Giuseppe Fiorello a Udine con uno spettacolo ispirato a Modugno

In scena al Giovanni da Udine martedì 13 e mercoledí 14. «Oggi non so se esista più quella forte volontà di aprirsi e far decollare il Paese»

UDINE. Mettiamo subito le mani avanti: “Penso che un sogno così…”, che Giuseppe Fiorello porta in giro per l’Italia da alcune stagioni (e che sarà al Giovanni da Udine martedì 13 e mercoledí 14, alle 20.45, il 15 a Gorizia, il 23 e il 24 al Bobbio di Trieste), non è uno spettacolo su Domenico Modugno.

«Anche se Modugno, con le sue canzoni – precisa Beppe Fiorello che le canta su musica eseguita dal vivo da Daniele Bonaviri e Fabrizio Palma – fa da colonna sonora a un racconto che è nato, invece, dal desiderio di agganciare il mio destino, quello di un bambino, io, a quello di un mito, che mio padre, che Modugno lo ricordava anche fisicamente, mi aveva instillato, cantandomi la sue canzoni».

Una sorta, quindi, di viaggio psicoanalitico nella memoria, scritto da lei con Vittorio Moroni e la regia di Giampiero Solari, alla ricerca di che cosa?

«Semplicemente di ritrovare me stesso, dialogare con un passato mai dimenticato e con me stesso per mettere in chiaro cose che non avevo centrato bene: vale a dire il perché faccio questo lavoro».

C’è riuscito?

«Sì, perché il viaggio di questo spettacolo tocca molti momenti e aspetti della vita mia, della mia famiglia, dei posti in cui sono vissuto e cresciuto».

Ad esempio?

«Racconto del petrolchimico di Augusta, che ai miei occhi di bambino era gigantesco come la skyline di New York, e invece è una fabbrica simbolo di progresso, di lavoro e pure di molta distruzione ecologica e umana. Nello spettacolo affronto anche tematiche di tipo sociale, che trovano peraltro riscontro in diverse canzoni di Modugno».
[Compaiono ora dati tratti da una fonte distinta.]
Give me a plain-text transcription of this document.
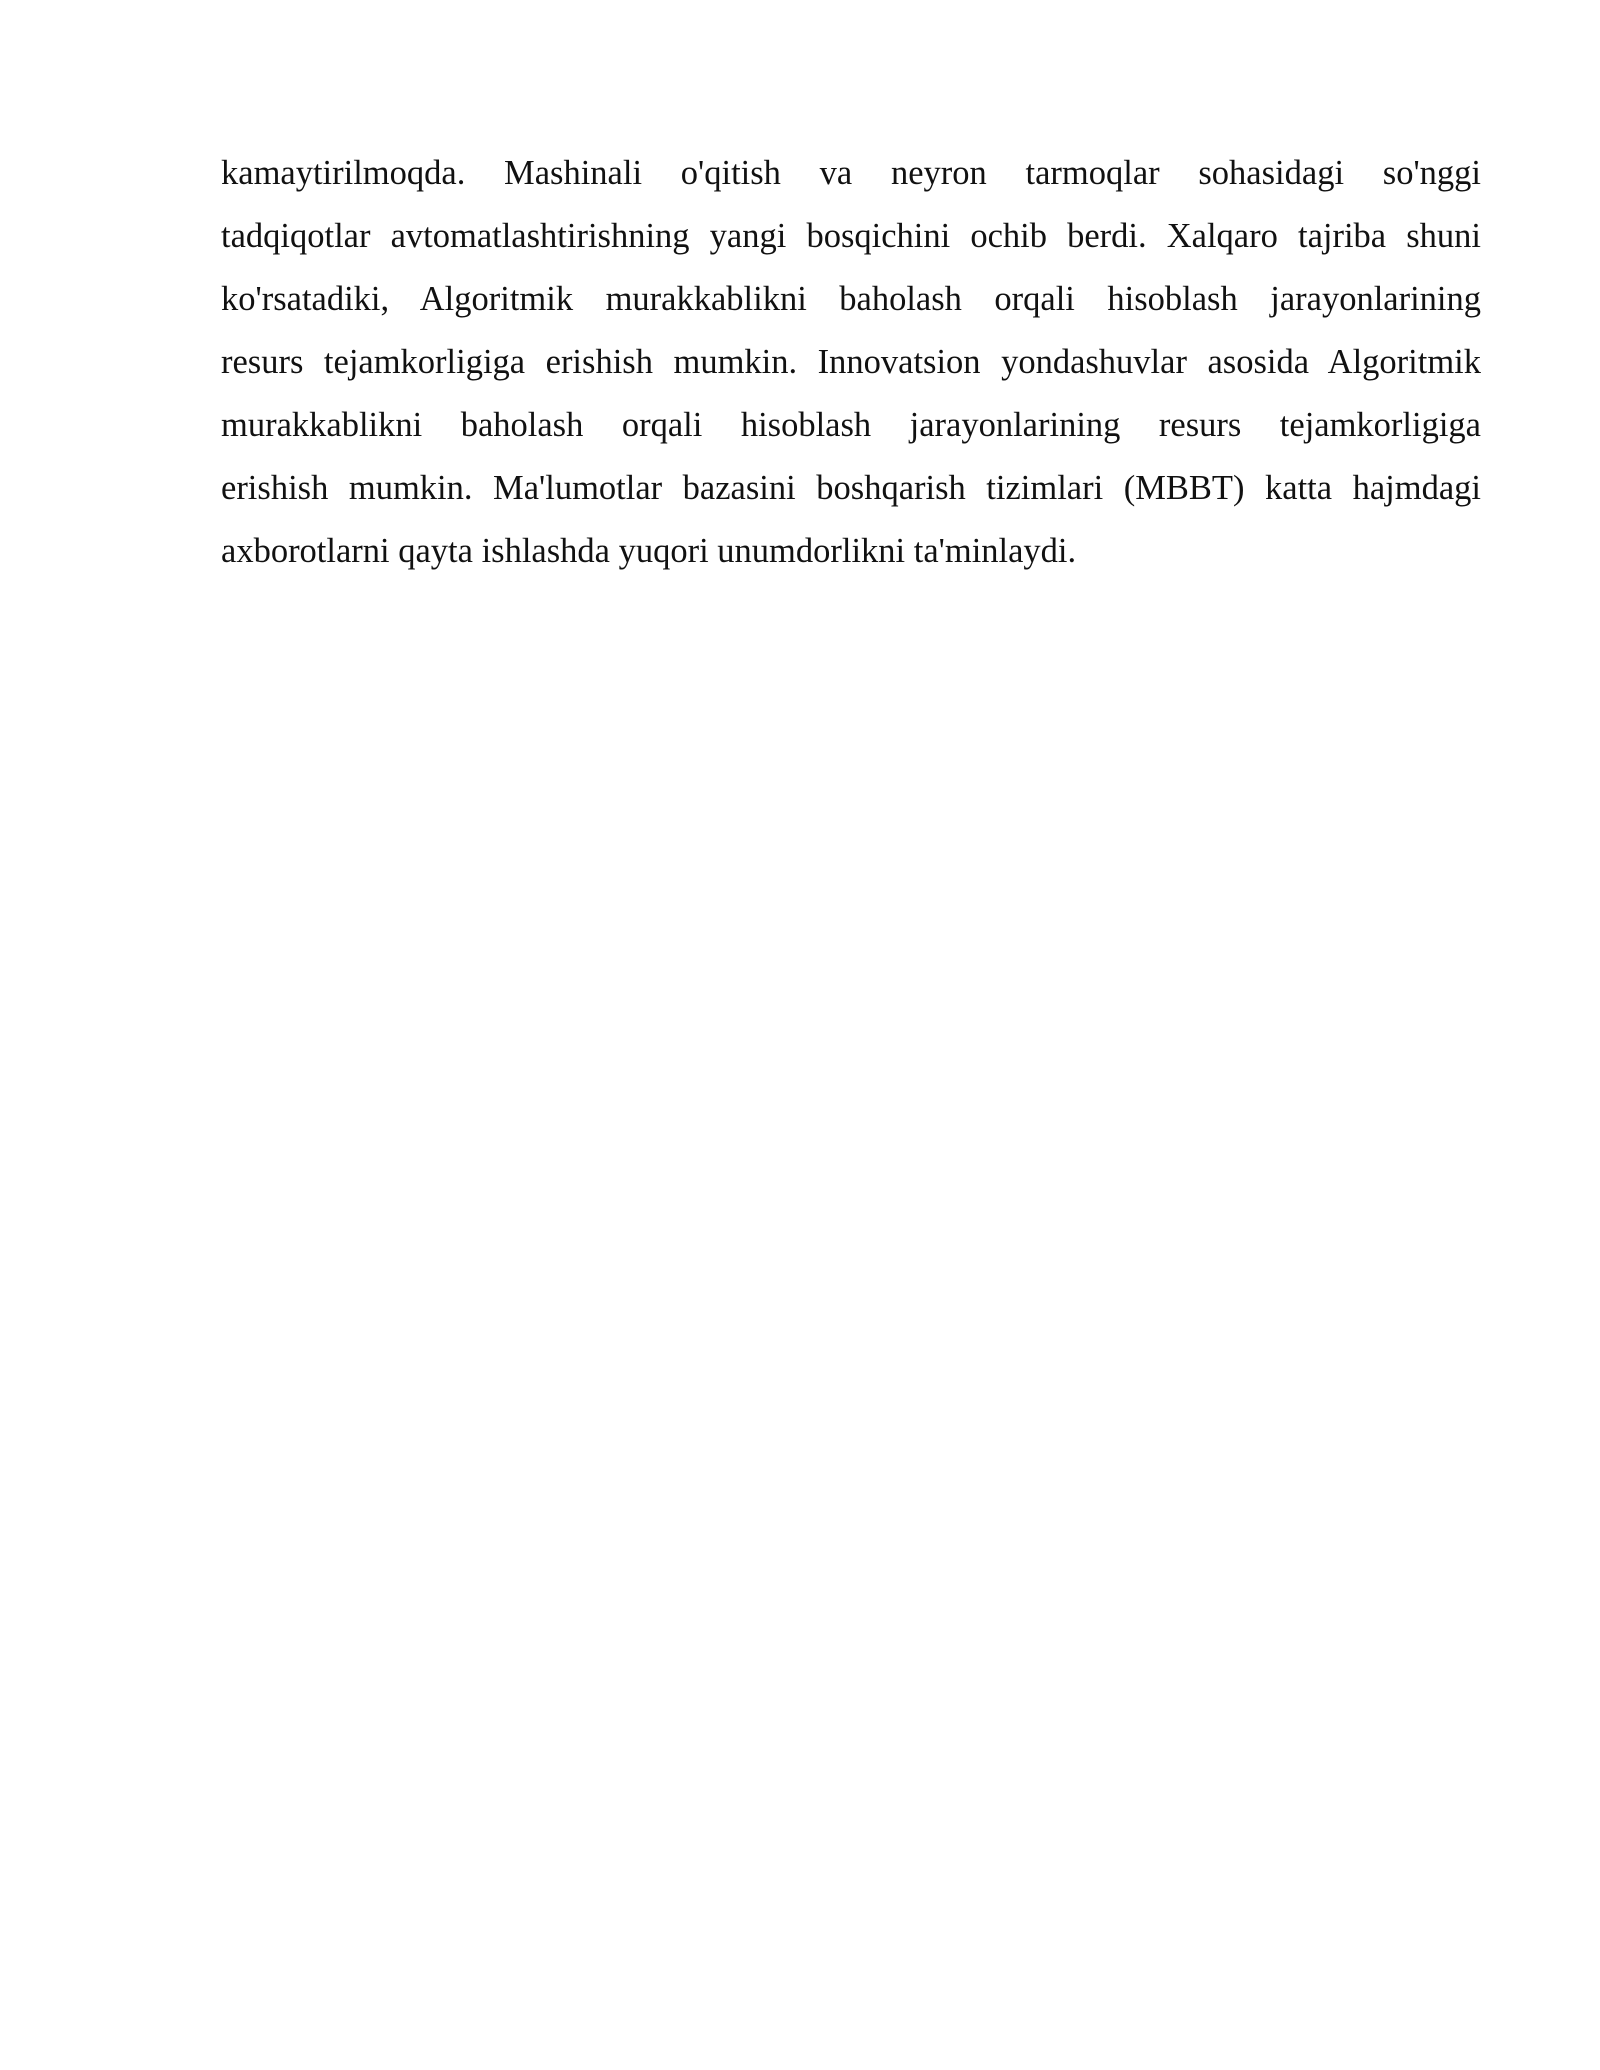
kamaytirilmoqda. Mashinali o'qitish va neyron tarmoqlar sohasidagi so'nggi
tadqiqotlar avtomatlashtirishning yangi bosqichini ochib berdi. Xalqaro tajriba shuni
ko'rsatadiki, Algoritmik murakkablikni baholash orqali hisoblash jarayonlarining
resurs tejamkorligiga erishish mumkin. Innovatsion yondashuvlar asosida Algoritmik
murakkablikni baholash orqali hisoblash jarayonlarining resurs tejamkorligiga
erishish mumkin. Ma'lumotlar bazasini boshqarish tizimlari (MBBT) katta hajmdagi
axborotlarni qayta ishlashda yuqori unumdorlikni ta'minlaydi.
Ma nessuna nostalgia, anzi, perché nello spettacolo c’è anche tanta tanta commedia. È cosí?

«Sì, quella che deriva dalla quotidianità, dalle lunghe tavolate estive, a esempio, quando casa nostra era un specie di calamita che attirava lontani parenti, turisti smarriti, pattuglie dei carabinieri…tutti lì a mangiare a scherzare, in una parola a vivere».

Modugno con il suo “Volare”, le sue braccia spalancate divenne il simbolo di un’Italia che dopo la guerra voleva rinascere. Modugno come un segno di speranza. Oggi c’è questa speranza, c’è un nuovo Modugno?
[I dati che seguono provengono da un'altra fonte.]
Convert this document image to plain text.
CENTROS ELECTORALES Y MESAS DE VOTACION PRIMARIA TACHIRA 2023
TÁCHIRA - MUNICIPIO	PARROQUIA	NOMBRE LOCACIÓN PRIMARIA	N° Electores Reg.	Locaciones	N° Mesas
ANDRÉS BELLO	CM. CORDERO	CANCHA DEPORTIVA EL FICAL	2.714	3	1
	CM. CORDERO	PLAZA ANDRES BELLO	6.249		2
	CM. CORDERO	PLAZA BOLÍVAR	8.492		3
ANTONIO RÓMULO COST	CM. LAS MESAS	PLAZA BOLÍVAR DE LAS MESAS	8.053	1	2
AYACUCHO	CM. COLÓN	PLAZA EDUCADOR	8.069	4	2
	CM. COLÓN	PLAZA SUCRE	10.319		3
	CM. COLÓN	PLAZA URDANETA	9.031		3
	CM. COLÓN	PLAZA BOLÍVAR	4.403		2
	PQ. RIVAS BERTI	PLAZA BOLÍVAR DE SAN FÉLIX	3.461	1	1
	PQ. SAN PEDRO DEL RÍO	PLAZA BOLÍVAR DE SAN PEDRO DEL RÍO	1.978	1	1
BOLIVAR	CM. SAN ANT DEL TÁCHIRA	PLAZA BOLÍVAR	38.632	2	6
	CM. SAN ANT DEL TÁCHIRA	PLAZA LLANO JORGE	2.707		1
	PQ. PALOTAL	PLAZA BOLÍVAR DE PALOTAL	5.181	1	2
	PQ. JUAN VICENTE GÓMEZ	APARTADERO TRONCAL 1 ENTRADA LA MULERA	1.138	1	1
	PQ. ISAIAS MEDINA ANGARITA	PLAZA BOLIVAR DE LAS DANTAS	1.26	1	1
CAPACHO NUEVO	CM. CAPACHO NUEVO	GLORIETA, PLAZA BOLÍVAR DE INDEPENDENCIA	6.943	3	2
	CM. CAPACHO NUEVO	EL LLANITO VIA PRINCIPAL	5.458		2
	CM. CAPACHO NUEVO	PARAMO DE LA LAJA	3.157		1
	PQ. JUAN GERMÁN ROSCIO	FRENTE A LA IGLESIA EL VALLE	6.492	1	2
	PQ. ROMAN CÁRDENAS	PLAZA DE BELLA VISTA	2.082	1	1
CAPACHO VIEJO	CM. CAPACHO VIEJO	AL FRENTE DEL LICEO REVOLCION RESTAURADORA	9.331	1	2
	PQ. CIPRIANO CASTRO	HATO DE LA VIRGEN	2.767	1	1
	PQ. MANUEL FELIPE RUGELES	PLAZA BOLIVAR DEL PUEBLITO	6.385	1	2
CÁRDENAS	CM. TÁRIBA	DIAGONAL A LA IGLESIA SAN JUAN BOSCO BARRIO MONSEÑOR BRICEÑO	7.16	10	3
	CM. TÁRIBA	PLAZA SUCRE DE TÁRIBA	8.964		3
«La speranza fa parte di noi, ma sperare non è, secondo me, un modus vivendi positivo. Chi spera troppo non sta attraversando un bel periodo e in questo momento in Italia si sta sperando un po’ troppo. Oggi non so se c’è ancora la volontà di allargare le braccia e far volare il paese».

Lei è diventato un attore di successo, sua sorella una scrittrice, Rosario quell’entertainer formidabile che è: una famiglia di artisti?

«Una famiglia normale, è stata la vita a decidere. La spinta artistica forse già c’era. Nel caso di mio fratello sicuramente, nel mio probabilmente perché non ero sicuro di voler fare l’attore, vista la mia timidezza».